Department of Information and Communication Engineering, Chosun University, 309 Pilmun-Daero, Dong-Gu, Gwangju 61452, Republic of Korea.
J Healthc Eng. 2017;2017:9060124. doi: 10.1155/2017/9060124. Epub 2017 Jun 21.
. Error-free diagnosis of Alzheimer's disease (AD) from healthy control (HC) patients at an early stage of the disease is a major concern, because information about the condition's severity and developmental risks present allows AD sufferer to take precautionary measures before irreversible brain damage occurs. Recently, there has been great interest in computer-aided diagnosis in magnetic resonance image (MRI) classification. However, distinguishing between Alzheimer's brain data and healthy brain data in older adults (age > 60) is challenging because of their highly similar brain patterns and image intensities. Recently, cutting-edge feature extraction technologies have found extensive application in numerous fields, including medical image analysis. Here, we propose a dual-tree complex wavelet transform (DTCWT) for extracting features from an image. The dimensionality of feature vector is reduced by using principal component analysis (PCA). The reduced feature vector is sent to feed-forward neural network (FNN) to distinguish AD and HC from the input MR images. These proposed and implemented pipelines, which demonstrate improvements in classification output when compared to that of recent studies, resulted in high and reproducible accuracy rates of 90.06 ± 0.01% with a sensitivity of 92.00 ± 0.04%, a specificity of 87.78 ± 0.04%, and a precision of 89.6 ± 0.03% with 10-fold cross-validation.

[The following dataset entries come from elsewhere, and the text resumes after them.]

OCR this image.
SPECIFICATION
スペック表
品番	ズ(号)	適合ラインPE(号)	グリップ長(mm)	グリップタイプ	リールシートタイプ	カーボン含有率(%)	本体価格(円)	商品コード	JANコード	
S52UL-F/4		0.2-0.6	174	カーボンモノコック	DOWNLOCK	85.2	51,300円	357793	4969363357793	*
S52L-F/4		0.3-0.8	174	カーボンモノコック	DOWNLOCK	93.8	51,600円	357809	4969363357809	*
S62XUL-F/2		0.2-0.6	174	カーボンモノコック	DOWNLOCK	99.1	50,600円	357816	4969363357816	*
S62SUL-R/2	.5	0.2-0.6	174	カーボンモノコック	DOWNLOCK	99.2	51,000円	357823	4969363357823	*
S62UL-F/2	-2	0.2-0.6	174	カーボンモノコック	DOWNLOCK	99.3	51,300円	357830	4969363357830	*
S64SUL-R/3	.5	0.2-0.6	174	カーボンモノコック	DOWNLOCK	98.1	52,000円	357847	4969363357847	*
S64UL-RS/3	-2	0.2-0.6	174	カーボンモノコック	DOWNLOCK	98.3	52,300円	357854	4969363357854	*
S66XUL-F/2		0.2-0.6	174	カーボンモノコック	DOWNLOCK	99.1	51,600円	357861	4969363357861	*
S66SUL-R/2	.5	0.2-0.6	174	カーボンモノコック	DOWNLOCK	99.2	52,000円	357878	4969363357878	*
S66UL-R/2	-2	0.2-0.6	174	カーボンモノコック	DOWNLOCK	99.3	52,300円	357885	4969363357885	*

在疾病早期,对阿尔茨海默病(AD)患者和健康对照(HC)进行无错误诊断是一个主要关注点,因为有关病情严重程度和发展风险的信息可以让 AD 患者在不可逆转的脑损伤发生之前采取预防措施。最近,计算机辅助磁共振成像(MRI)分类在医学领域得到了广泛关注。然而,由于老年人(年龄>60 岁)的大脑模式和图像强度高度相似,区分 AD 患者和健康人群的大脑数据具有挑战性。最近,前沿的特征提取技术在包括医学图像分析在内的众多领域得到了广泛应用。在这里,我们提出了一种用于从图像中提取特征的双树复小波变换(DTCWT)。通过主成分分析(PCA)降低特征向量的维度。将降维后的特征向量输入前馈神经网络(FNN),以区分输入的 MRI 图像中的 AD 和 HC。与最近的研究相比,这些提出和实施的管道在分类输出方面有了显著的提高,在 10 倍交叉验证中,准确率为 90.06±0.01%,灵敏度为 92.00±0.04%,特异性为 87.78±0.04%,精确度为 89.6±0.03%。